INVESTIGADORES
CRESPO Carolina Flavia
capítulos de libros
Título:
Memories in displacement in the public space. The monuments of Juana Azurduy and Christopher Columbus in Argentina
Autor/es:
CAROLINA CRESPO
Libro:
Cherishing the Past, Envisioning the Future. Entangled Practices of Heritage and Utopia in the Americas
Editorial:
University of New Orleans Press, Inter-American Studies
Referencias:
Lugar: New Orleans; Año: 2021; p. 101 - 122
Resumen:
In 2013, the president of Bolivia, Evo Morales, donated the statue of Juana Azurduy de Padilla to Argentina.
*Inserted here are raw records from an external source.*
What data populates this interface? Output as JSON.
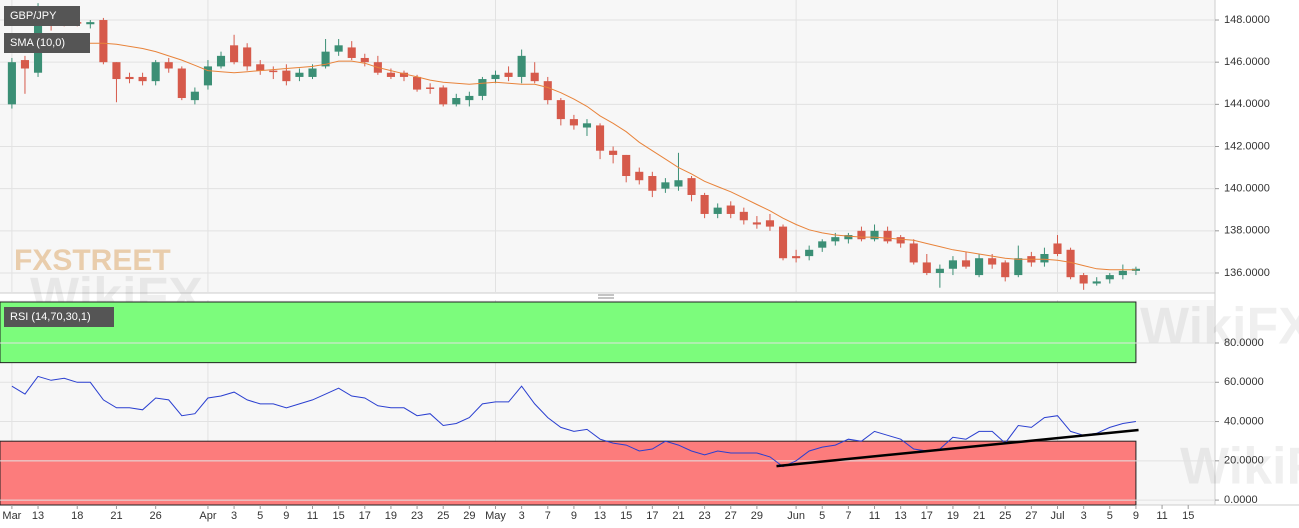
{
  "chart_data": [
    {
      "type": "candlestick",
      "title": "GBP/JPY",
      "x": [
        0,
        1,
        2,
        3,
        4,
        5,
        6,
        7,
        8,
        9,
        10,
        11,
        12,
        13,
        14,
        15,
        16,
        17,
        18,
        19,
        20,
        21,
        22,
        23,
        24,
        25,
        26,
        27,
        28,
        29,
        30,
        31,
        32,
        33,
        34,
        35,
        36,
        37,
        38,
        39,
        40,
        41,
        42,
        43,
        44,
        45,
        46,
        47,
        48,
        49,
        50,
        51,
        52,
        53,
        54,
        55,
        56,
        57,
        58,
        59,
        60,
        61,
        62,
        63,
        64,
        65,
        66,
        67,
        68,
        69,
        70,
        71,
        72,
        73,
        74,
        75,
        76,
        77,
        78,
        79,
        80,
        81,
        82,
        83,
        84,
        85,
        86
      ],
      "open": [
        144.0,
        146.1,
        145.5,
        148.2,
        148.0,
        147.9,
        147.8,
        148.0,
        146.0,
        145.3,
        145.3,
        145.1,
        146.0,
        145.7,
        144.2,
        144.9,
        145.8,
        146.8,
        146.7,
        145.9,
        145.6,
        145.6,
        145.3,
        145.3,
        145.8,
        146.5,
        146.7,
        146.2,
        146.0,
        145.5,
        145.5,
        145.3,
        144.8,
        144.8,
        144.0,
        144.2,
        144.4,
        145.2,
        145.5,
        145.3,
        145.5,
        145.1,
        144.2,
        143.3,
        142.9,
        143.0,
        141.8,
        141.6,
        140.8,
        140.6,
        140.0,
        140.1,
        140.5,
        139.7,
        138.8,
        139.2,
        138.9,
        138.4,
        138.5,
        138.2,
        136.8,
        136.8,
        137.2,
        137.5,
        137.6,
        138.0,
        137.6,
        138.0,
        137.7,
        137.4,
        136.5,
        136.0,
        136.2,
        136.6,
        135.9,
        136.7,
        136.5,
        135.9,
        136.8,
        136.5,
        137.4,
        137.1,
        135.9,
        135.5,
        135.7,
        135.9,
        136.1
      ],
      "high": [
        146.2,
        146.3,
        148.8,
        148.6,
        148.2,
        148.1,
        148.0,
        148.1,
        146.0,
        145.5,
        145.5,
        146.1,
        146.2,
        145.8,
        144.8,
        146.1,
        146.5,
        147.3,
        146.9,
        146.1,
        145.8,
        145.9,
        145.7,
        145.9,
        147.1,
        147.1,
        147.0,
        146.4,
        146.3,
        145.7,
        145.6,
        145.4,
        145.0,
        144.9,
        144.5,
        144.6,
        145.3,
        145.6,
        145.8,
        146.6,
        146.0,
        145.3,
        144.3,
        143.5,
        143.3,
        143.1,
        142.0,
        141.6,
        141.0,
        140.8,
        140.5,
        141.7,
        140.6,
        139.8,
        139.3,
        139.4,
        139.1,
        138.7,
        138.8,
        138.3,
        137.1,
        137.3,
        137.6,
        137.9,
        137.9,
        138.2,
        138.3,
        138.2,
        137.8,
        137.6,
        136.9,
        136.4,
        136.8,
        137.0,
        136.9,
        136.9,
        136.6,
        137.3,
        137.0,
        137.2,
        137.8,
        137.2,
        136.0,
        135.8,
        136.0,
        136.4,
        136.3
      ],
      "low": [
        143.8,
        144.5,
        145.3,
        147.5,
        147.7,
        147.7,
        147.6,
        145.9,
        144.1,
        145.0,
        144.9,
        144.9,
        145.5,
        144.2,
        144.0,
        144.7,
        145.7,
        145.9,
        145.6,
        145.4,
        145.2,
        144.9,
        145.1,
        145.2,
        145.7,
        146.3,
        146.1,
        145.8,
        145.4,
        145.2,
        145.1,
        144.6,
        144.5,
        143.9,
        143.9,
        143.9,
        144.2,
        145.0,
        145.1,
        145.0,
        145.0,
        144.0,
        143.0,
        142.8,
        142.5,
        141.4,
        141.2,
        140.3,
        140.2,
        139.6,
        139.8,
        139.9,
        139.4,
        138.6,
        138.6,
        138.6,
        138.3,
        138.1,
        138.0,
        136.6,
        136.5,
        136.6,
        137.0,
        137.3,
        137.4,
        137.5,
        137.5,
        137.4,
        137.2,
        136.4,
        135.9,
        135.3,
        135.9,
        136.2,
        135.8,
        136.2,
        135.6,
        135.8,
        136.3,
        136.3,
        136.8,
        135.7,
        135.2,
        135.4,
        135.5,
        135.7,
        135.9
      ],
      "close": [
        146.0,
        145.7,
        148.2,
        147.9,
        147.9,
        147.85,
        147.9,
        146.0,
        145.2,
        145.2,
        145.1,
        146.0,
        145.7,
        144.3,
        144.6,
        145.8,
        146.3,
        146.0,
        145.8,
        145.6,
        145.55,
        145.1,
        145.5,
        145.7,
        146.5,
        146.8,
        146.2,
        146.0,
        145.5,
        145.3,
        145.3,
        144.7,
        144.75,
        144.0,
        144.3,
        144.4,
        145.2,
        145.4,
        145.3,
        146.3,
        145.1,
        144.2,
        143.3,
        143.0,
        143.1,
        141.8,
        141.6,
        140.6,
        140.4,
        139.9,
        140.3,
        140.4,
        139.7,
        138.8,
        139.1,
        138.8,
        138.5,
        138.3,
        138.2,
        136.7,
        136.7,
        137.1,
        137.5,
        137.7,
        137.8,
        137.6,
        138.0,
        137.5,
        137.4,
        136.5,
        136.0,
        136.2,
        136.6,
        136.3,
        136.7,
        136.4,
        135.8,
        136.7,
        136.5,
        136.9,
        136.9,
        135.8,
        135.5,
        135.6,
        135.9,
        136.1,
        136.2
      ],
      "up_color": "#3b8f75",
      "down_color": "#d65a4b",
      "overlays": [
        {
          "name": "SMA (10,0)",
          "color": "#e8833a",
          "values": [
            147.05,
            147.05,
            147.05,
            147.0,
            147.0,
            146.95,
            146.9,
            146.9,
            146.85,
            146.75,
            146.65,
            146.5,
            146.3,
            146.1,
            145.85,
            145.6,
            145.55,
            145.5,
            145.55,
            145.6,
            145.65,
            145.7,
            145.75,
            145.8,
            145.9,
            146.05,
            146.05,
            145.95,
            145.75,
            145.6,
            145.45,
            145.3,
            145.15,
            145.05,
            145.0,
            144.95,
            145.0,
            145.05,
            145.0,
            144.95,
            144.95,
            144.8,
            144.55,
            144.25,
            143.9,
            143.45,
            143.1,
            142.7,
            142.2,
            141.8,
            141.4,
            141.0,
            140.7,
            140.35,
            140.1,
            139.85,
            139.55,
            139.25,
            138.95,
            138.6,
            138.3,
            138.05,
            137.9,
            137.8,
            137.75,
            137.7,
            137.7,
            137.65,
            137.6,
            137.55,
            137.4,
            137.25,
            137.1,
            137.0,
            136.9,
            136.8,
            136.7,
            136.65,
            136.65,
            136.65,
            136.6,
            136.5,
            136.35,
            136.2,
            136.15,
            136.15,
            136.15
          ]
        }
      ],
      "xlim": [
        -0.91,
        92.05
      ],
      "xticks": [
        {
          "value": 0,
          "label": "Mar"
        },
        {
          "value": 2,
          "label": "13"
        },
        {
          "value": 5,
          "label": "18"
        },
        {
          "value": 8,
          "label": "21"
        },
        {
          "value": 11,
          "label": "26"
        },
        {
          "value": 15,
          "label": "Apr"
        },
        {
          "value": 17,
          "label": "3"
        },
        {
          "value": 19,
          "label": "5"
        },
        {
          "value": 21,
          "label": "9"
        },
        {
          "value": 23,
          "label": "11"
        },
        {
          "value": 25,
          "label": "15"
        },
        {
          "value": 27,
          "label": "17"
        },
        {
          "value": 29,
          "label": "19"
        },
        {
          "value": 31,
          "label": "23"
        },
        {
          "value": 33,
          "label": "25"
        },
        {
          "value": 35,
          "label": "29"
        },
        {
          "value": 37,
          "label": "May"
        },
        {
          "value": 39,
          "label": "3"
        },
        {
          "value": 41,
          "label": "7"
        },
        {
          "value": 43,
          "label": "9"
        },
        {
          "value": 45,
          "label": "13"
        },
        {
          "value": 47,
          "label": "15"
        },
        {
          "value": 49,
          "label": "17"
        },
        {
          "value": 51,
          "label": "21"
        },
        {
          "value": 53,
          "label": "23"
        },
        {
          "value": 55,
          "label": "27"
        },
        {
          "value": 57,
          "label": "29"
        },
        {
          "value": 60,
          "label": "Jun"
        },
        {
          "value": 62,
          "label": "5"
        },
        {
          "value": 64,
          "label": "7"
        },
        {
          "value": 66,
          "label": "11"
        },
        {
          "value": 68,
          "label": "13"
        },
        {
          "value": 70,
          "label": "17"
        },
        {
          "value": 72,
          "label": "19"
        },
        {
          "value": 74,
          "label": "21"
        },
        {
          "value": 76,
          "label": "25"
        },
        {
          "value": 78,
          "label": "27"
        },
        {
          "value": 80,
          "label": "Jul"
        },
        {
          "value": 82,
          "label": "3"
        },
        {
          "value": 84,
          "label": "5"
        },
        {
          "value": 86,
          "label": "9"
        },
        {
          "value": 88,
          "label": "11"
        },
        {
          "value": 90,
          "label": "15"
        }
      ],
      "ylim": [
        135.05,
        148.95
      ],
      "yticks": [
        {
          "value": 136,
          "label": "136.0000"
        },
        {
          "value": 138,
          "label": "138.0000"
        },
        {
          "value": 140,
          "label": "140.0000"
        },
        {
          "value": 142,
          "label": "142.0000"
        },
        {
          "value": 144,
          "label": "144.0000"
        },
        {
          "value": 146,
          "label": "146.0000"
        },
        {
          "value": 148,
          "label": "148.0000"
        }
      ],
      "grid": true
    },
    {
      "type": "line",
      "title": "RSI (14,70,30,1)",
      "x": [
        0,
        1,
        2,
        3,
        4,
        5,
        6,
        7,
        8,
        9,
        10,
        11,
        12,
        13,
        14,
        15,
        16,
        17,
        18,
        19,
        20,
        21,
        22,
        23,
        24,
        25,
        26,
        27,
        28,
        29,
        30,
        31,
        32,
        33,
        34,
        35,
        36,
        37,
        38,
        39,
        40,
        41,
        42,
        43,
        44,
        45,
        46,
        47,
        48,
        49,
        50,
        51,
        52,
        53,
        54,
        55,
        56,
        57,
        58,
        59,
        60,
        61,
        62,
        63,
        64,
        65,
        66,
        67,
        68,
        69,
        70,
        71,
        72,
        73,
        74,
        75,
        76,
        77,
        78,
        79,
        80,
        81,
        82,
        83,
        84,
        85,
        86
      ],
      "color": "#2a3fd0",
      "values": [
        58,
        54,
        63,
        61,
        62,
        60,
        60,
        51,
        47,
        47,
        46,
        52,
        51,
        43,
        44,
        52,
        53,
        55,
        51,
        49,
        49,
        47,
        49,
        51,
        54,
        57,
        53,
        52,
        48,
        47,
        47,
        43,
        44,
        38,
        39,
        42,
        49,
        50,
        50,
        58,
        49,
        42,
        37,
        35,
        36,
        31,
        29,
        28,
        25,
        26,
        30,
        28,
        25,
        23,
        25,
        24,
        24,
        24,
        22,
        17,
        20,
        25,
        27,
        28,
        31,
        30,
        35,
        33,
        31,
        26,
        25,
        26,
        32,
        31,
        35,
        35,
        29,
        38,
        37,
        42,
        43,
        35,
        33,
        34,
        37,
        39,
        40
      ],
      "upper_band": {
        "value": 70,
        "color": "#7cfc7c"
      },
      "lower_band": {
        "value": 30,
        "color": "#fc7c7c"
      },
      "trendline": {
        "x": [
          58.5,
          86.2
        ],
        "y": [
          17.3,
          35.7
        ],
        "color": "#000000"
      },
      "ylim": [
        -2.5,
        101.9
      ],
      "yticks": [
        {
          "value": 0,
          "label": "0.0000"
        },
        {
          "value": 20,
          "label": "20.0000"
        },
        {
          "value": 40,
          "label": "40.0000"
        },
        {
          "value": 60,
          "label": "60.0000"
        },
        {
          "value": 80,
          "label": "80.0000"
        }
      ],
      "grid": true
    }
  ],
  "watermarks": [
    "FXSTREET",
    "WikiFX"
  ]
}
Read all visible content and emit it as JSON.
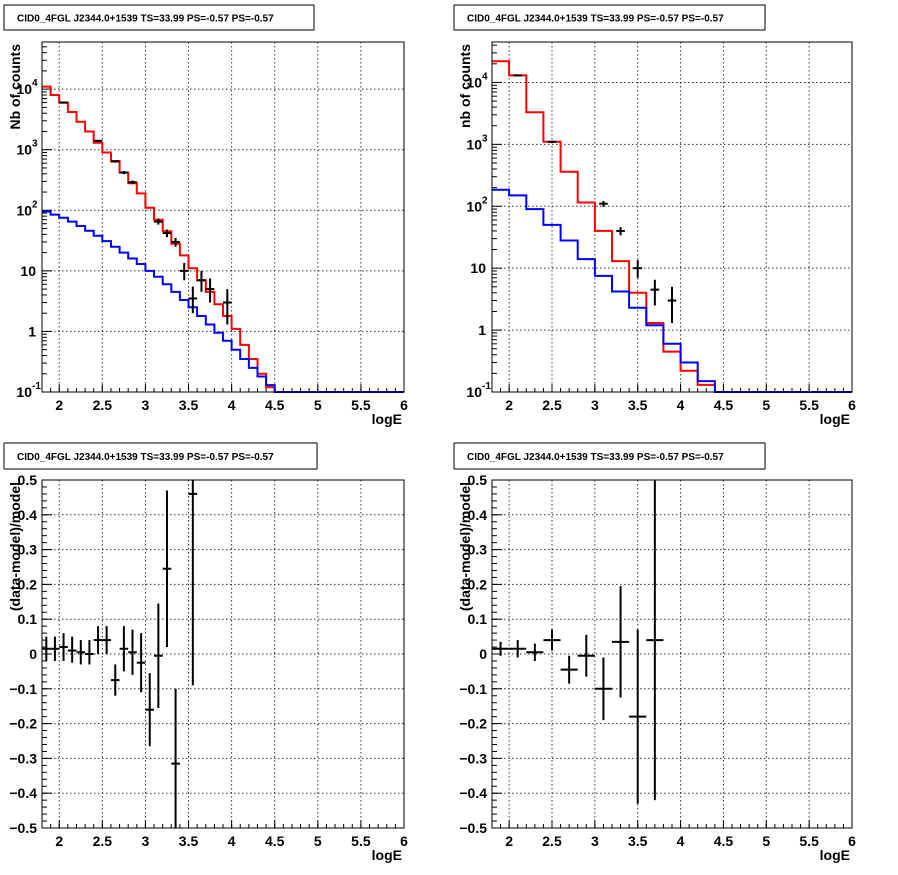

Cristina Fernández de Kirchner, president of Argentina at the time, disposed that it would be located where the monument of Christopher Columbus stood. The initiative to displace Columbus in favor of Juana generated a series of controversies that made a great impact. Ortemberg (2016) and Premazzi (2015) examine certain aspects about it. In 2017, two years after its inauguration, the statue of Juana was finally displaced.Since the 19th century, the location, aesthetics and orientation of monuments have been subject of discussion. In the new millennium, these debates have re-emerged in different ways and several governments in the Americas have commemorated new figures and/or eliminated others that had already been monumentalized. In this paper, I examine the conflicting temporalities, subjectivities and political spatialities expressed in relation to the successive movements of those two monuments in Buenos Aires from 2013 to 2017. I discuss dichotomous visions about monumentalization policies and propose that such displacements must be seen as metacultural performances created as memory devices of a complex political potentiality.Even though it may seem paradoxical, I examine what these displacement performances sought to establish regarding not only national but also ?Porteño?, i.e, from the city of Buenos Aires, imaginary. In particular, I unfold what was left in the order of the visible and what remained obturated and absent to show the movements, tensions and/or sedimentations (Briones 2015) which, regarding the indigenous, were expressed in these policies of statues driven movements by different power administrations and cultural hegemonies in dispute in Argentina. For this analysis, I resort to discourses and images observed in the public space, and reported in the media during the years in which these statues were placed and displaced around different areas of the city.